L'émotion suscitée par la mort de Lyhanna, 11 ans, dont les obsèques se dérouleront vendredi dans l'intimité familiale, ne retombe pas. La comédienne Sara Forestier a pris la parole pour réclamer un durcissement significatif de l'arsenal pénal contre les auteurs de crimes pédocriminels, estimant que les sanctions actuelles sont insuffisantes.
Des peines planchers réclamées
Dans une déclaration publique, Sara Forestier a appelé à l'instauration de peines minimales obligatoires pour les condamnations liées aux violences sexuelles sur mineurs. Elle juge que la justice doit envoyer un signal fort et dissuasif, face à ce qu'elle considère comme une « impunité » trop fréquente. La comédienne a également insisté sur la nécessité de mieux former les professionnels – magistrats, policiers, travailleurs sociaux – au recueil de la parole de l'enfant, afin d'éviter que des victimes ne soient pas crues ou que des signalements soient ignorés.
Un contexte de vives critiques institutionnelles
La mort de Lyhanna a provoqué une onde de choc dans l'opinion publique et mis en lumière de présumées défaillances des institutions judiciaires et de protection de l'enfance. Le ministère de la Justice a lui-même reconnu un « dysfonctionnement global » et un « constat d'échec ». Une source gouvernementale a mis en cause la procureure d'Auch dans le traitement de la disparition de l'enfant.
Par ailleurs, le gouvernement a renoncé au projet de « plaider-coupable » criminel, après le rejet du texte en commission. Le chef de l'État s'est rendu mercredi dans une unité spécialisée de l'hôpital Robert-Debré à Paris, estimant qu'il fallait en faire davantage pour « protéger » les enfants des violences.
Des réactions politiques contrastées
Plusieurs responsables politiques se sont exprimés sur le sujet. La députée Isabelle Santiago (groupe socialiste et apparentés), membre du Conseil national de la protection de l'enfance, a participé à un débat sur le thème de la protection de l'enfance. Marion Maréchal a déploré un manque de formation des forces de l'ordre face à la parole de l'enfant.

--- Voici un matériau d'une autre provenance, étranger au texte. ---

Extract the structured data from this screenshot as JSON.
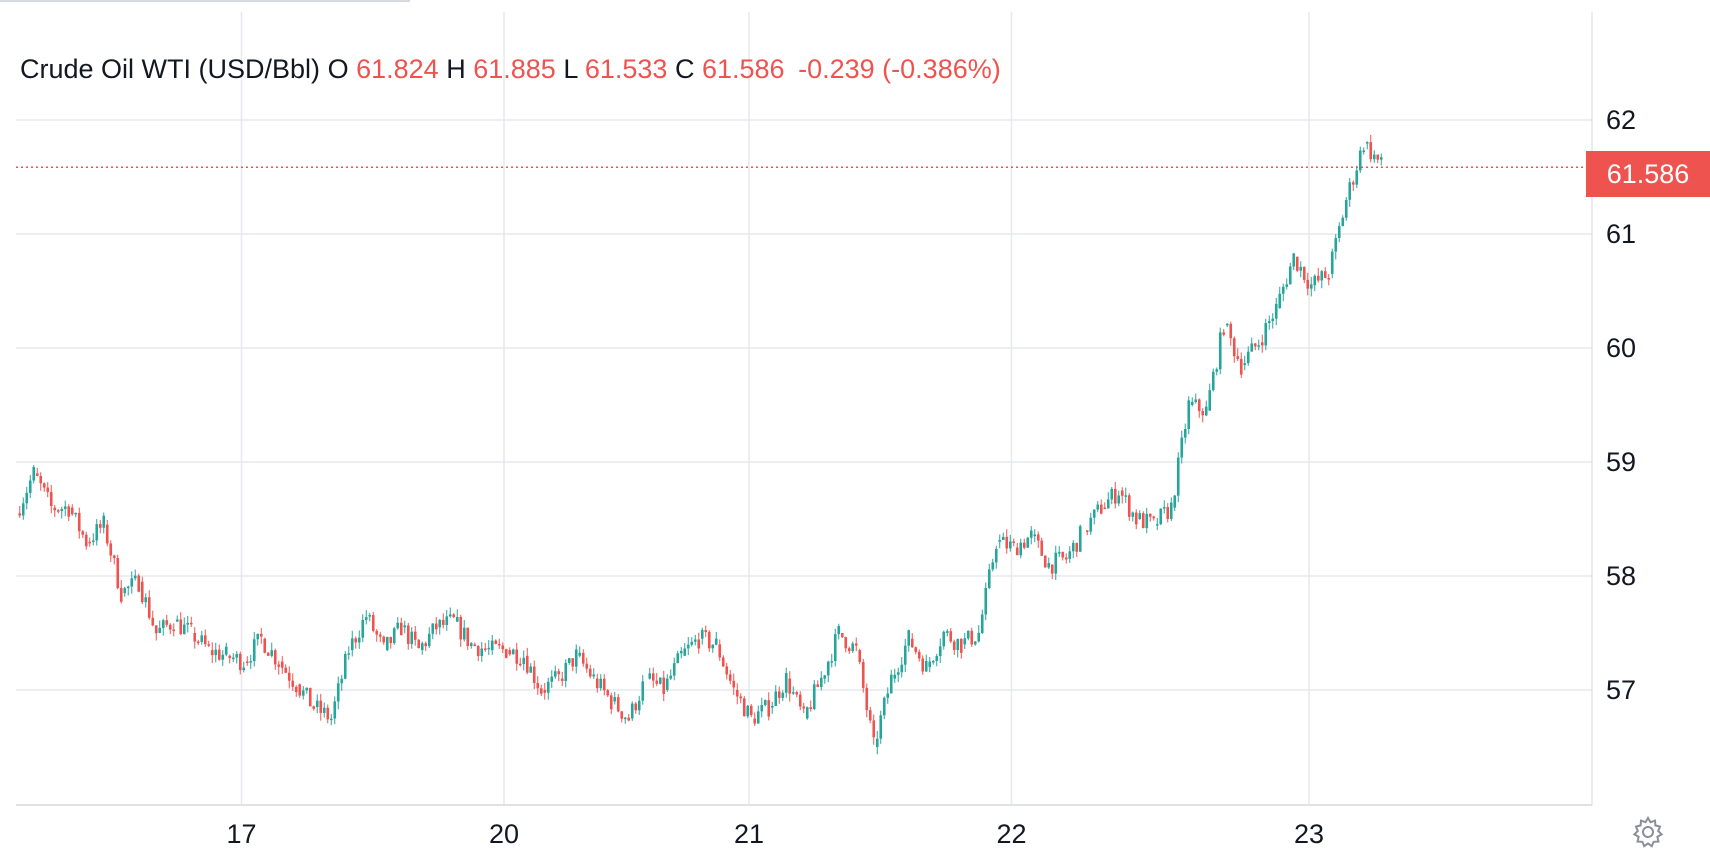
{
  "legend": {
    "symbol": "Crude Oil WTI (USD/Bbl)",
    "open_label": "O",
    "open": "61.824",
    "high_label": "H",
    "high": "61.885",
    "low_label": "L",
    "low": "61.533",
    "close_label": "C",
    "close": "61.586",
    "change": "-0.239",
    "change_pct": "(-0.386%)"
  },
  "last_price_label": "61.586",
  "colors": {
    "up": "#26a69a",
    "down": "#ef5350",
    "grid": "#e6e8ee",
    "text": "#131722"
  },
  "icons": {
    "settings": "gear-icon"
  },
  "chart_data": {
    "type": "candlestick",
    "grid": true,
    "y_ticks": [
      57,
      58,
      59,
      60,
      61,
      62
    ],
    "ylim": [
      55.98,
      62.5
    ],
    "x_ticks": [
      "17",
      "20",
      "21",
      "22",
      "23"
    ],
    "last_price": 61.586,
    "anchors": [
      {
        "tick": "",
        "y": 58.55
      },
      {
        "tick": "",
        "y": 58.9
      },
      {
        "tick": "",
        "y": 58.6
      },
      {
        "tick": "",
        "y": 58.6
      },
      {
        "tick": "",
        "y": 58.3
      },
      {
        "tick": "",
        "y": 58.45
      },
      {
        "tick": "",
        "y": 57.85
      },
      {
        "tick": "",
        "y": 57.95
      },
      {
        "tick": "",
        "y": 57.5
      },
      {
        "tick": "",
        "y": 57.6
      },
      {
        "tick": "",
        "y": 57.5
      },
      {
        "tick": "",
        "y": 57.35
      },
      {
        "tick": "",
        "y": 57.3
      },
      {
        "tick": "17",
        "y": 57.25
      },
      {
        "tick": "",
        "y": 57.45
      },
      {
        "tick": "",
        "y": 57.25
      },
      {
        "tick": "",
        "y": 57.05
      },
      {
        "tick": "",
        "y": 56.85
      },
      {
        "tick": "",
        "y": 56.75
      },
      {
        "tick": "",
        "y": 57.35
      },
      {
        "tick": "",
        "y": 57.65
      },
      {
        "tick": "",
        "y": 57.35
      },
      {
        "tick": "",
        "y": 57.55
      },
      {
        "tick": "",
        "y": 57.35
      },
      {
        "tick": "",
        "y": 57.55
      },
      {
        "tick": "",
        "y": 57.6
      },
      {
        "tick": "",
        "y": 57.4
      },
      {
        "tick": "",
        "y": 57.35
      },
      {
        "tick": "20",
        "y": 57.35
      },
      {
        "tick": "",
        "y": 57.3
      },
      {
        "tick": "",
        "y": 57.0
      },
      {
        "tick": "",
        "y": 57.1
      },
      {
        "tick": "",
        "y": 57.3
      },
      {
        "tick": "",
        "y": 57.1
      },
      {
        "tick": "",
        "y": 56.9
      },
      {
        "tick": "",
        "y": 56.75
      },
      {
        "tick": "",
        "y": 57.1
      },
      {
        "tick": "",
        "y": 57.0
      },
      {
        "tick": "",
        "y": 57.3
      },
      {
        "tick": "",
        "y": 57.45
      },
      {
        "tick": "",
        "y": 57.4
      },
      {
        "tick": "",
        "y": 57.0
      },
      {
        "tick": "21",
        "y": 56.75
      },
      {
        "tick": "",
        "y": 56.85
      },
      {
        "tick": "",
        "y": 57.1
      },
      {
        "tick": "",
        "y": 56.75
      },
      {
        "tick": "",
        "y": 57.1
      },
      {
        "tick": "",
        "y": 57.5
      },
      {
        "tick": "",
        "y": 57.35
      },
      {
        "tick": "",
        "y": 56.5
      },
      {
        "tick": "",
        "y": 57.1
      },
      {
        "tick": "",
        "y": 57.45
      },
      {
        "tick": "",
        "y": 57.2
      },
      {
        "tick": "",
        "y": 57.5
      },
      {
        "tick": "",
        "y": 57.4
      },
      {
        "tick": "",
        "y": 57.5
      },
      {
        "tick": "",
        "y": 58.3
      },
      {
        "tick": "22",
        "y": 58.25
      },
      {
        "tick": "",
        "y": 58.35
      },
      {
        "tick": "",
        "y": 58.1
      },
      {
        "tick": "",
        "y": 58.15
      },
      {
        "tick": "",
        "y": 58.4
      },
      {
        "tick": "",
        "y": 58.6
      },
      {
        "tick": "",
        "y": 58.75
      },
      {
        "tick": "",
        "y": 58.5
      },
      {
        "tick": "",
        "y": 58.45
      },
      {
        "tick": "",
        "y": 58.6
      },
      {
        "tick": "",
        "y": 59.5
      },
      {
        "tick": "",
        "y": 59.45
      },
      {
        "tick": "",
        "y": 60.2
      },
      {
        "tick": "",
        "y": 59.85
      },
      {
        "tick": "",
        "y": 60.05
      },
      {
        "tick": "",
        "y": 60.35
      },
      {
        "tick": "",
        "y": 60.8
      },
      {
        "tick": "23",
        "y": 60.55
      },
      {
        "tick": "",
        "y": 60.65
      },
      {
        "tick": "",
        "y": 61.3
      },
      {
        "tick": "",
        "y": 61.8
      },
      {
        "tick": "",
        "y": 61.6
      }
    ],
    "gap_after_anchor": [
      35,
      60
    ]
  }
}
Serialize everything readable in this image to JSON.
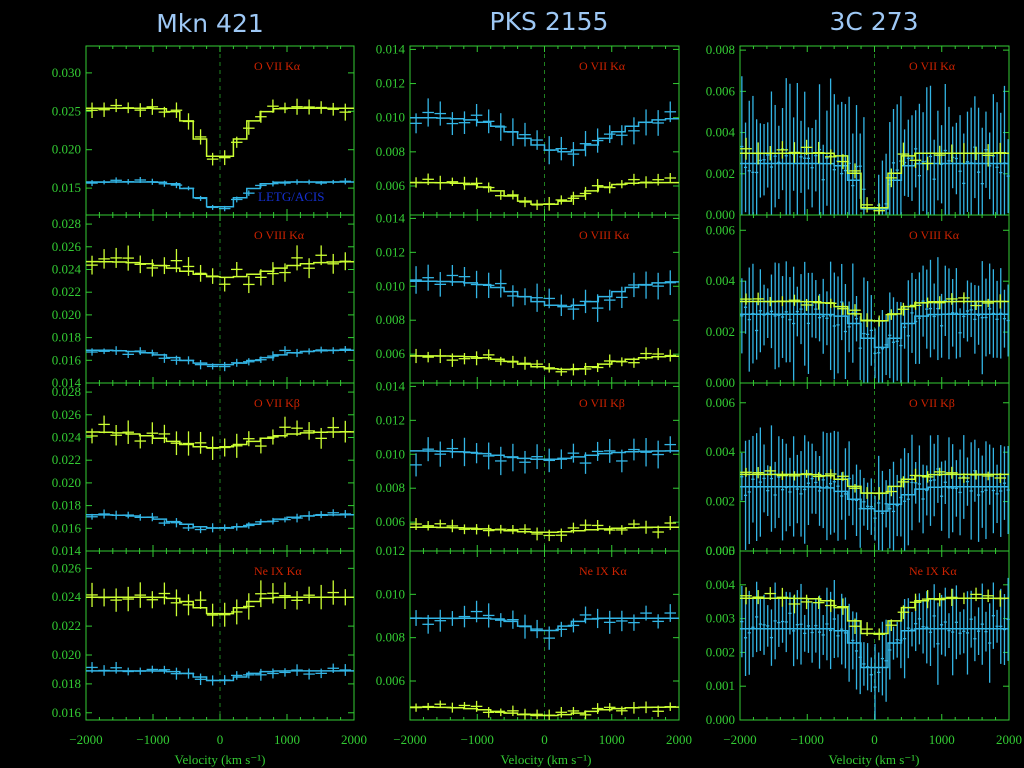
{
  "colors": {
    "background": "#000000",
    "frame": "#33cc33",
    "series_yellow": "#ccff33",
    "series_blue": "#33b5e5",
    "title": "#9ec8f5",
    "line_label": "#cc2200",
    "instrument_label": "#1530d0"
  },
  "chart_data": {
    "type": "scatter",
    "columns": [
      {
        "title": "Mkn 421",
        "xlabel": "Velocity (km s⁻¹)",
        "panels": [
          {
            "line_label": "O VII Kα",
            "instrument_label": "LETG/ACIS",
            "ylim": [
              0.0115,
              0.0335
            ],
            "yticks": [
              "0.030",
              "0.025",
              "0.020",
              "0.015"
            ],
            "series": [
              {
                "color": "yellow",
                "continuum": 0.0254,
                "depth": 0.0066,
                "center": 0,
                "width": 300,
                "scatter": 0.0008,
                "seed": 11
              },
              {
                "color": "blue",
                "continuum": 0.0158,
                "depth": 0.0034,
                "center": 0,
                "width": 300,
                "scatter": 0.0003,
                "seed": 12
              }
            ]
          },
          {
            "line_label": "O VIII Kα",
            "ylim": [
              0.014,
              0.0288
            ],
            "yticks": [
              "0.028",
              "0.026",
              "0.024",
              "0.022",
              "0.020",
              "0.018",
              "0.016",
              "0.014"
            ],
            "series": [
              {
                "color": "yellow",
                "continuum": 0.0247,
                "depth": 0.0014,
                "center": 100,
                "width": 600,
                "scatter": 0.0008,
                "seed": 21
              },
              {
                "color": "blue",
                "continuum": 0.0169,
                "depth": 0.0013,
                "center": 0,
                "width": 600,
                "scatter": 0.0003,
                "seed": 22
              }
            ]
          },
          {
            "line_label": "O VII Kβ",
            "ylim": [
              0.014,
              0.0288
            ],
            "yticks": [
              "0.028",
              "0.026",
              "0.024",
              "0.022",
              "0.020",
              "0.018",
              "0.016",
              "0.014"
            ],
            "series": [
              {
                "color": "yellow",
                "continuum": 0.0245,
                "depth": 0.0014,
                "center": -100,
                "width": 600,
                "scatter": 0.0008,
                "seed": 31
              },
              {
                "color": "blue",
                "continuum": 0.0172,
                "depth": 0.0012,
                "center": 0,
                "width": 600,
                "scatter": 0.0003,
                "seed": 32
              }
            ]
          },
          {
            "line_label": "Ne IX Kα",
            "ylim": [
              0.0155,
              0.0272
            ],
            "yticks": [
              "0.026",
              "0.024",
              "0.022",
              "0.020",
              "0.018",
              "0.016"
            ],
            "series": [
              {
                "color": "yellow",
                "continuum": 0.024,
                "depth": 0.0012,
                "center": 0,
                "width": 300,
                "scatter": 0.0007,
                "seed": 41
              },
              {
                "color": "blue",
                "continuum": 0.0189,
                "depth": 0.0007,
                "center": 0,
                "width": 300,
                "scatter": 0.0003,
                "seed": 42
              }
            ]
          }
        ]
      },
      {
        "title": "PKS 2155",
        "xlabel": "Velocity (km s⁻¹)",
        "panels": [
          {
            "line_label": "O VII Kα",
            "ylim": [
              0.0043,
              0.0142
            ],
            "yticks": [
              "0.014",
              "0.012",
              "0.010",
              "0.008",
              "0.006"
            ],
            "series": [
              {
                "color": "blue",
                "continuum": 0.01,
                "depth": 0.002,
                "center": 300,
                "width": 600,
                "scatter": 0.0006,
                "seed": 51
              },
              {
                "color": "yellow",
                "continuum": 0.0062,
                "depth": 0.0013,
                "center": 0,
                "width": 500,
                "scatter": 0.0003,
                "seed": 52
              }
            ]
          },
          {
            "line_label": "O VIII Kα",
            "ylim": [
              0.0043,
              0.0142
            ],
            "yticks": [
              "0.014",
              "0.012",
              "0.010",
              "0.008",
              "0.006"
            ],
            "series": [
              {
                "color": "blue",
                "continuum": 0.0103,
                "depth": 0.0015,
                "center": 300,
                "width": 600,
                "scatter": 0.0006,
                "seed": 61
              },
              {
                "color": "yellow",
                "continuum": 0.0059,
                "depth": 0.0008,
                "center": 300,
                "width": 600,
                "scatter": 0.0003,
                "seed": 62
              }
            ]
          },
          {
            "line_label": "O VII Kβ",
            "ylim": [
              0.0043,
              0.0142
            ],
            "yticks": [
              "0.014",
              "0.012",
              "0.010",
              "0.008",
              "0.006"
            ],
            "series": [
              {
                "color": "blue",
                "continuum": 0.0102,
                "depth": 0.0005,
                "center": 0,
                "width": 600,
                "scatter": 0.0006,
                "seed": 71
              },
              {
                "color": "yellow",
                "continuum": 0.0057,
                "depth": 0.0003,
                "center": 0,
                "width": 600,
                "scatter": 0.0003,
                "seed": 72
              }
            ]
          },
          {
            "line_label": "Ne IX Kα",
            "ylim": [
              0.0042,
              0.012
            ],
            "yticks": [
              "0.012",
              "0.010",
              "0.008",
              "0.006"
            ],
            "series": [
              {
                "color": "blue",
                "continuum": 0.0089,
                "depth": 0.0006,
                "center": 0,
                "width": 300,
                "scatter": 0.0004,
                "seed": 81
              },
              {
                "color": "yellow",
                "continuum": 0.0048,
                "depth": 0.0004,
                "center": 0,
                "width": 600,
                "scatter": 0.0002,
                "seed": 82
              }
            ]
          }
        ]
      },
      {
        "title": "3C 273",
        "xlabel": "Velocity (km s⁻¹)",
        "panels": [
          {
            "line_label": "O VII Kα",
            "ylim": [
              0.0,
              0.0082
            ],
            "yticks": [
              "0.008",
              "0.006",
              "0.004",
              "0.002",
              "0.000"
            ],
            "series": [
              {
                "color": "blue",
                "continuum": 0.0025,
                "depth": 0.0025,
                "center": 0,
                "width": 200,
                "scatter": 0.0012,
                "seed": 91,
                "dense": true
              },
              {
                "color": "yellow",
                "continuum": 0.003,
                "depth": 0.003,
                "center": 0,
                "width": 200,
                "scatter": 0.0004,
                "seed": 92
              }
            ]
          },
          {
            "line_label": "O VIII Kα",
            "ylim": [
              0.0,
              0.0066
            ],
            "yticks": [
              "0.006",
              "0.004",
              "0.002",
              "0.000"
            ],
            "series": [
              {
                "color": "blue",
                "continuum": 0.0027,
                "depth": 0.0013,
                "center": 100,
                "width": 250,
                "scatter": 0.0007,
                "seed": 101,
                "dense": true
              },
              {
                "color": "yellow",
                "continuum": 0.0032,
                "depth": 0.0008,
                "center": 0,
                "width": 300,
                "scatter": 0.0002,
                "seed": 102
              }
            ]
          },
          {
            "line_label": "O VII Kβ",
            "ylim": [
              0.0,
              0.0068
            ],
            "yticks": [
              "0.006",
              "0.004",
              "0.002",
              "0.000"
            ],
            "series": [
              {
                "color": "blue",
                "continuum": 0.0026,
                "depth": 0.001,
                "center": 50,
                "width": 300,
                "scatter": 0.0007,
                "seed": 111,
                "dense": true
              },
              {
                "color": "yellow",
                "continuum": 0.0031,
                "depth": 0.0008,
                "center": 0,
                "width": 300,
                "scatter": 0.0002,
                "seed": 112
              }
            ]
          },
          {
            "line_label": "Ne IX Kα",
            "ylim": [
              0.0,
              0.005
            ],
            "yticks": [
              "0.005",
              "0.004",
              "0.003",
              "0.002",
              "0.001",
              "0.000"
            ],
            "series": [
              {
                "color": "blue",
                "continuum": 0.0027,
                "depth": 0.0013,
                "center": 0,
                "width": 200,
                "scatter": 0.0004,
                "seed": 121,
                "dense": true
              },
              {
                "color": "yellow",
                "continuum": 0.0036,
                "depth": 0.0011,
                "center": 0,
                "width": 300,
                "scatter": 0.0002,
                "seed": 122
              }
            ]
          }
        ]
      }
    ],
    "xlim": [
      -2000,
      2000
    ],
    "xticks": [
      "−2000",
      "−1000",
      "0",
      "1000",
      "2000"
    ],
    "grid": false,
    "legend": "none"
  }
}
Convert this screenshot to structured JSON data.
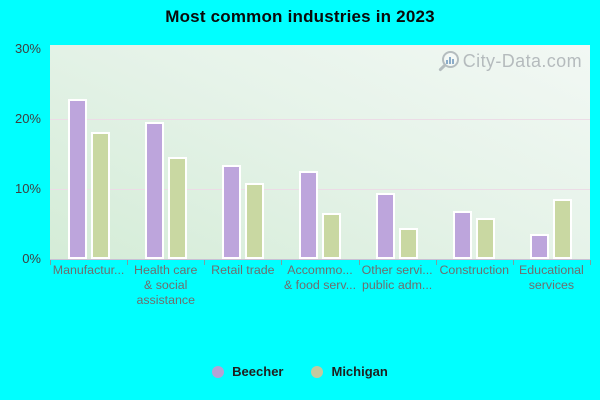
{
  "title": "Most common industries in 2023",
  "watermark": {
    "text": "City-Data.com"
  },
  "colors": {
    "page_bg": "#00ffff",
    "beecher_bar": "#bda5dc",
    "michigan_bar": "#c9d8a2",
    "beecher_legend": "#b4a2d4",
    "michigan_legend": "#c4c99f",
    "bar_border": "#ffffff",
    "gridline": "#ecdce6",
    "axis_line": "#c9c0d4",
    "y_label_text": "#3f3f3f",
    "x_label_text": "#6e6e6e",
    "watermark_text": "#b2b8bb"
  },
  "chart_data": {
    "type": "bar",
    "title": "Most common industries in 2023",
    "categories": [
      {
        "lines": [
          "Manufactur..."
        ]
      },
      {
        "lines": [
          "Health care",
          "& social",
          "assistance"
        ]
      },
      {
        "lines": [
          "Retail trade"
        ]
      },
      {
        "lines": [
          "Accommo...",
          "& food serv..."
        ]
      },
      {
        "lines": [
          "Other servi...",
          "public adm..."
        ]
      },
      {
        "lines": [
          "Construction"
        ]
      },
      {
        "lines": [
          "Educational",
          "services"
        ]
      }
    ],
    "series": [
      {
        "name": "Beecher",
        "color": "#bda5dc",
        "legend_color": "#b4a2d4",
        "values": [
          22.8,
          19.5,
          13.4,
          12.5,
          9.4,
          6.8,
          3.5
        ]
      },
      {
        "name": "Michigan",
        "color": "#c9d8a2",
        "legend_color": "#c4c99f",
        "values": [
          18.1,
          14.5,
          10.8,
          6.5,
          4.4,
          5.8,
          8.6
        ]
      }
    ],
    "ylim": [
      0,
      30
    ],
    "y_ticks": [
      30,
      20,
      10,
      0
    ],
    "y_tick_labels": [
      "30%",
      "20%",
      "10%",
      "0%"
    ],
    "grid_values": [
      10,
      20
    ],
    "legend_position": "bottom",
    "unit": "%"
  }
}
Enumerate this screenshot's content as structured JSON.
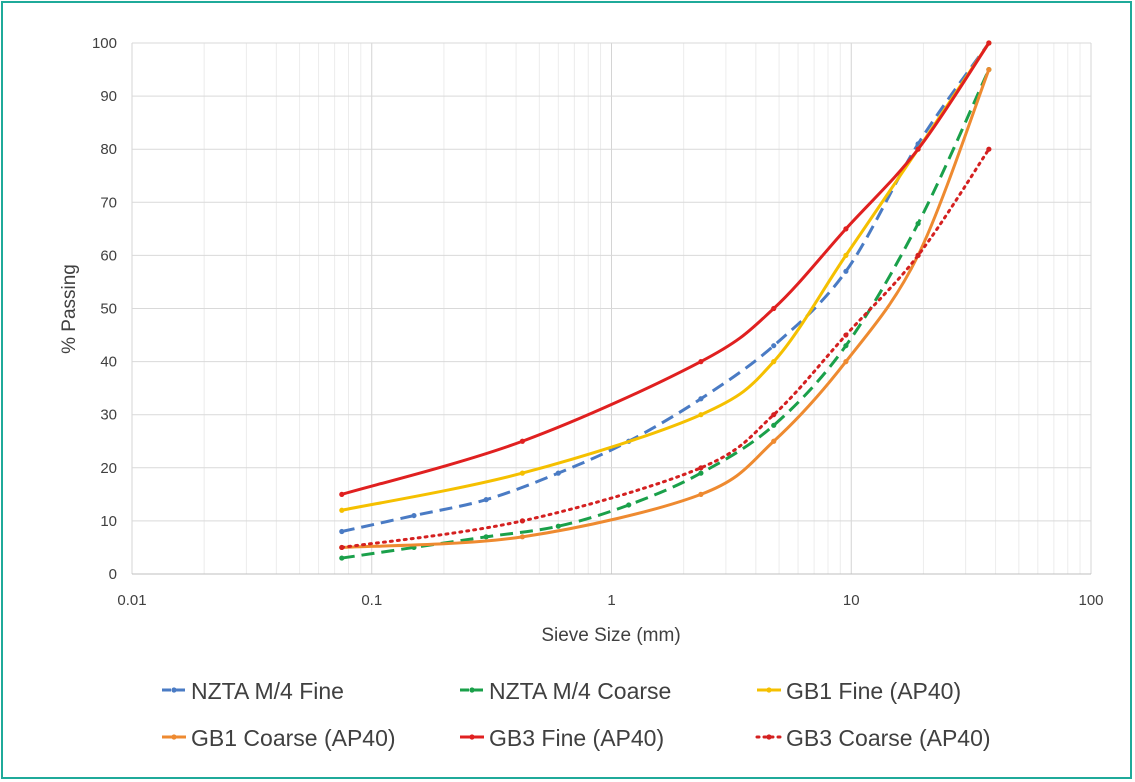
{
  "chart_data": {
    "type": "line",
    "title": "",
    "xlabel": "Sieve Size (mm)",
    "ylabel": "% Passing",
    "xscale": "log",
    "xlim": [
      0.01,
      100
    ],
    "ylim": [
      0,
      100
    ],
    "x_ticks": [
      0.01,
      0.1,
      1,
      10,
      100
    ],
    "x_tick_labels": [
      "0.01",
      "0.1",
      "1",
      "10",
      "100"
    ],
    "y_ticks": [
      0,
      10,
      20,
      30,
      40,
      50,
      60,
      70,
      80,
      90,
      100
    ],
    "y_tick_labels": [
      "0",
      "10",
      "20",
      "30",
      "40",
      "50",
      "60",
      "70",
      "80",
      "90",
      "100"
    ],
    "grid": true,
    "legend_position": "bottom",
    "series": [
      {
        "name": "NZTA M/4 Fine",
        "color": "#4a7bc4",
        "dash": "dashed",
        "x": [
          0.075,
          0.15,
          0.3,
          0.6,
          1.18,
          2.36,
          4.75,
          9.5,
          19,
          37.5
        ],
        "y": [
          8,
          11,
          14,
          19,
          25,
          33,
          43,
          57,
          81,
          100
        ]
      },
      {
        "name": "NZTA M/4 Coarse",
        "color": "#1aa04a",
        "dash": "dashed",
        "x": [
          0.075,
          0.15,
          0.3,
          0.6,
          1.18,
          2.36,
          4.75,
          9.5,
          19,
          37.5
        ],
        "y": [
          3,
          5,
          7,
          9,
          13,
          19,
          28,
          43,
          66,
          95
        ]
      },
      {
        "name": "GB1 Fine (AP40)",
        "color": "#f5c000",
        "dash": "solid",
        "x": [
          0.075,
          0.425,
          2.36,
          4.75,
          9.5,
          19,
          37.5
        ],
        "y": [
          12,
          19,
          30,
          40,
          60,
          80,
          100
        ]
      },
      {
        "name": "GB1 Coarse (AP40)",
        "color": "#ee8a30",
        "dash": "solid",
        "x": [
          0.075,
          0.425,
          2.36,
          4.75,
          9.5,
          19,
          37.5
        ],
        "y": [
          5,
          7,
          15,
          25,
          40,
          60,
          95
        ]
      },
      {
        "name": "GB3 Fine (AP40)",
        "color": "#e02020",
        "dash": "solid",
        "x": [
          0.075,
          0.425,
          2.36,
          4.75,
          9.5,
          19,
          37.5
        ],
        "y": [
          15,
          25,
          40,
          50,
          65,
          80,
          100
        ]
      },
      {
        "name": "GB3 Coarse (AP40)",
        "color": "#d42020",
        "dash": "dotted",
        "x": [
          0.075,
          0.425,
          2.36,
          4.75,
          9.5,
          19,
          37.5
        ],
        "y": [
          5,
          10,
          20,
          30,
          45,
          60,
          80
        ]
      }
    ]
  }
}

Une association a également dénoncé le manque de priorité accordée à l'enfance dans les politiques publiques. De son côté, le Conseil supérieur de la magistrature a dénoncé une « instrumentalisation » politique de l'affaire et annoncé une mission d'inspection.
L'avocat de la famille sceptique
L'avocat de la famille de Lyhanna a qualifié certaines annonces gouvernementales de « poudre de perlimpinpin », réclamant des moyens concrets plutôt que des déclarations. Il a notamment pointé le manque d'effectifs et de formation dans les services chargés de la protection de l'enfance.
Un appel qui s'inscrit dans un débat plus large
L'appel de Sara Forestier intervient dans un contexte où plusieurs affaires récentes de violences sur mineurs ont alimenté la controverse sur l'efficacité de la justice pénale. La question des peines planchers fait débat, certains estimant qu'elles peuvent limiter la marge d'appréciation des juges, tandis que d'autres y voient un outil nécessaire pour garantir des sanctions proportionnées à la gravité des faits.